L’un des étudiants racontait — avec le mystère de l’importance qu’on met à narrer ces choses-là — une conversation qu’il avait entendue.

J’étais, disait-il, dans l’ascenseur, au Palais de justice, en même temps que le juge Berthelot et Xavier Cloutier.

— Qui est-ce ça, Xavier Cloutier, demanda Édouard ?

— C’est un avocat. Il parlait d’Ollivier avec le juge ; et le juge disait que, quoiqu’un radical lui-même, il applaudissait à la campagne d’Ollivier : « Tout est pourri, tout est vermoulu, » disait-il : « si le peuple savait ce qui se passe à Québec, il partirait, avec des pics et des pioches pour démolir le Parlement. Si la lutte que fait Ollivier au gouvernement avait pour résultat de faire diminuer la corruption et de secouer un peu les gens, ce serait un progrès immense. »

Le juge Berthelot a dit ça, se récria Lavoie.

— Penses-tu que je l’ai inventé : c’est authentique.

— Ce n’est pas si étonnant après tout, dit l’un.

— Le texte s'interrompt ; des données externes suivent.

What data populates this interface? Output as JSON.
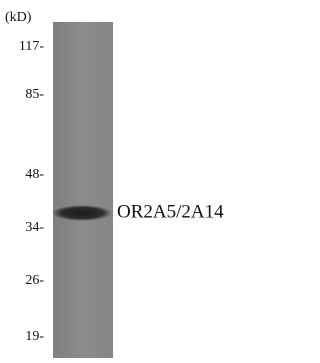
{
  "unit": "(kD)",
  "markers": [
    "117-",
    "85-",
    "48-",
    "34-",
    "26-",
    "19-"
  ],
  "band_label": "OR2A5/2A14"
}
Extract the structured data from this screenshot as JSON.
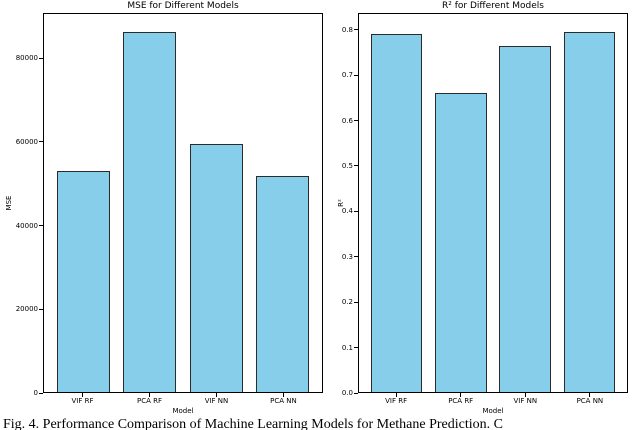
{
  "figure": {
    "caption": "Fig. 4. Performance Comparison of Machine Learning Models for Methane Prediction. C"
  },
  "chart_data": [
    {
      "type": "bar",
      "title": "MSE for Different Models",
      "xlabel": "Model",
      "ylabel": "MSE",
      "categories": [
        "VIF RF",
        "PCA RF",
        "VIF NN",
        "PCA NN"
      ],
      "values": [
        53000,
        86500,
        59500,
        52000
      ],
      "ylim": [
        0,
        90825
      ],
      "yticks": [
        0,
        20000,
        40000,
        60000,
        80000
      ],
      "ytick_labels": [
        "0",
        "20000",
        "40000",
        "60000",
        "80000"
      ],
      "grid": false,
      "legend": "none",
      "bar_color": "#87CEEB",
      "bar_edge_color": "#2b2b2b"
    },
    {
      "type": "bar",
      "title": "R² for Different Models",
      "xlabel": "Model",
      "ylabel": "R²",
      "categories": [
        "VIF RF",
        "PCA RF",
        "VIF NN",
        "PCA NN"
      ],
      "values": [
        0.793,
        0.662,
        0.767,
        0.797
      ],
      "ylim": [
        0,
        0.8369
      ],
      "yticks": [
        0.0,
        0.1,
        0.2,
        0.3,
        0.4,
        0.5,
        0.6,
        0.7,
        0.8
      ],
      "ytick_labels": [
        "0.0",
        "0.1",
        "0.2",
        "0.3",
        "0.4",
        "0.5",
        "0.6",
        "0.7",
        "0.8"
      ],
      "grid": false,
      "legend": "none",
      "bar_color": "#87CEEB",
      "bar_edge_color": "#2b2b2b"
    }
  ]
}
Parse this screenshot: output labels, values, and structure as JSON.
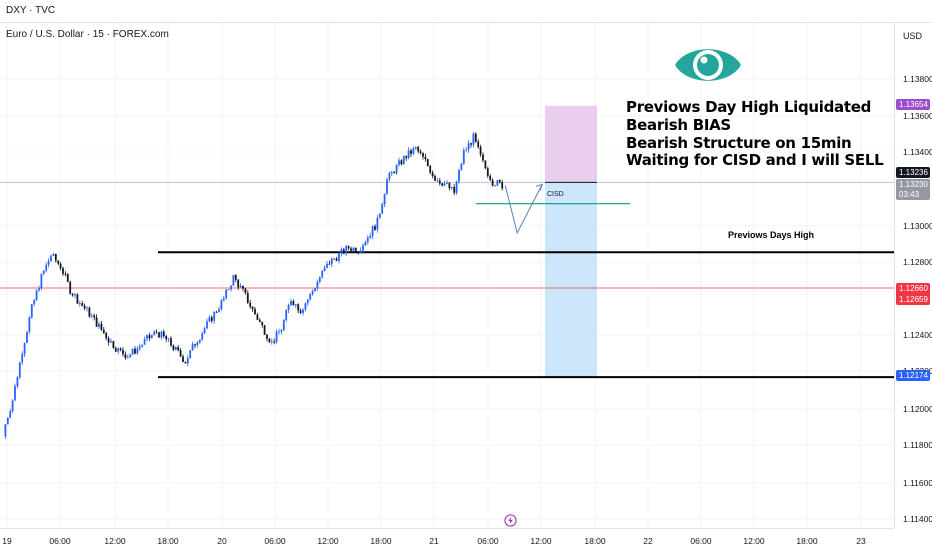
{
  "header": {
    "ticker": "DXY · TVC",
    "symbol_title": "Euro / U.S. Dollar · 15 · FOREX.com"
  },
  "axis": {
    "currency": "USD",
    "y_ticks": [
      "1.13800",
      "1.13600",
      "1.13400",
      "1.13000",
      "1.12800",
      "1.12400",
      "1.12200",
      "1.12000",
      "1.11800",
      "1.11600",
      "1.11400"
    ],
    "x_ticks": [
      "19",
      "06:00",
      "12:00",
      "18:00",
      "20",
      "06:00",
      "12:00",
      "18:00",
      "21",
      "06:00",
      "12:00",
      "18:00",
      "22",
      "06:00",
      "12:00",
      "18:00",
      "23"
    ]
  },
  "price_tags": {
    "tp_high": "1.13654",
    "current": "1.13236",
    "current_secondary": "1.13230",
    "countdown": "03:43",
    "red_line_top": "1.12660",
    "red_line_bottom": "1.12659",
    "low": "1.12174"
  },
  "annotations": {
    "note_lines": [
      "Previows Day High Liquidated",
      "Bearish BIAS",
      "Bearish Structure on 15min",
      "Waiting for CISD and I will SELL"
    ],
    "previous_day_high_label": "Previows Days High",
    "cisd_label": "CISD"
  },
  "colors": {
    "up_candle": "#2962ff",
    "down_candle": "#131722",
    "red_line": "#f23645",
    "stop_zone": "#e1bee7",
    "target_zone": "#bbdefb",
    "cisd_line": "#089981",
    "eye_icon": "#26a69a",
    "tag_purple": "#9c4dcc",
    "tag_black": "#131722",
    "tag_gray": "#9598a1",
    "tag_red": "#f23645",
    "tag_blue": "#2962ff"
  },
  "chart_data": {
    "type": "candlestick",
    "price_range": [
      1.1135,
      1.1395
    ],
    "levels": {
      "previous_day_high": 1.12855,
      "previous_day_low": 1.12174,
      "red_line": 1.1266,
      "current": 1.13236,
      "cisd": 1.1312
    },
    "position": {
      "entry": 1.13236,
      "stop": 1.13654,
      "target": 1.12174
    },
    "close_path": [
      [
        0,
        1.1185
      ],
      [
        0.3,
        1.1193
      ],
      [
        1,
        1.1205
      ],
      [
        2,
        1.1232
      ],
      [
        3,
        1.1255
      ],
      [
        4,
        1.1272
      ],
      [
        5,
        1.1284
      ],
      [
        6,
        1.1278
      ],
      [
        7,
        1.1265
      ],
      [
        8,
        1.1258
      ],
      [
        9,
        1.1252
      ],
      [
        10,
        1.1245
      ],
      [
        11,
        1.1238
      ],
      [
        12,
        1.1232
      ],
      [
        13,
        1.1229
      ],
      [
        14,
        1.1233
      ],
      [
        15,
        1.1238
      ],
      [
        16,
        1.1242
      ],
      [
        17,
        1.1238
      ],
      [
        18,
        1.1232
      ],
      [
        19,
        1.1226
      ],
      [
        20,
        1.1236
      ],
      [
        21,
        1.1244
      ],
      [
        22,
        1.1252
      ],
      [
        23,
        1.126
      ],
      [
        24,
        1.1272
      ],
      [
        25,
        1.1264
      ],
      [
        26,
        1.1254
      ],
      [
        27,
        1.1245
      ],
      [
        28,
        1.1236
      ],
      [
        29,
        1.1244
      ],
      [
        30,
        1.126
      ],
      [
        31,
        1.1254
      ],
      [
        32,
        1.1262
      ],
      [
        33,
        1.1272
      ],
      [
        34,
        1.128
      ],
      [
        35,
        1.1284
      ],
      [
        36,
        1.1288
      ],
      [
        37,
        1.1287
      ],
      [
        38,
        1.1294
      ],
      [
        39,
        1.1302
      ],
      [
        40,
        1.1325
      ],
      [
        41,
        1.1332
      ],
      [
        42,
        1.1338
      ],
      [
        43,
        1.1342
      ],
      [
        44,
        1.1335
      ],
      [
        45,
        1.1326
      ],
      [
        46,
        1.1323
      ],
      [
        47,
        1.1318
      ],
      [
        48,
        1.134
      ],
      [
        49,
        1.1348
      ],
      [
        50,
        1.1334
      ],
      [
        51,
        1.1324
      ],
      [
        52,
        1.1322
      ]
    ]
  }
}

— Ce qui me surprend, c’est qu’il ait osé parler comme cela… Je sais bien que c’est vrai : notre gouvernement repose sur le boodlage.

— Oh ! oh !

— Qu’est-ce qu’il te faut pour te convaincre, donc : est-ce que la plupart des ministres ne tombent pas, sur la dénonciation d’un scandale ? C’est donc qu’ils tripotent, tout le temps, en cachette. De temps à autre, ça devient connu ; et, alors, il faut décoller !

— Ce n’est pas rien qu’à Québec que ça se passe ainsi : notre hôtel-de-ville est un petit gouvernement, sous ce rapport-là. Encouragements aux trusts, moyennant finance ; exploitation du peuple et pots-de-vin, rien n’y manque : je connais un individu qui a payé quatre cents piastres pour obtenir une fonction ; mais, c’est cher ; le prix ordinaire est de trois cents seulement.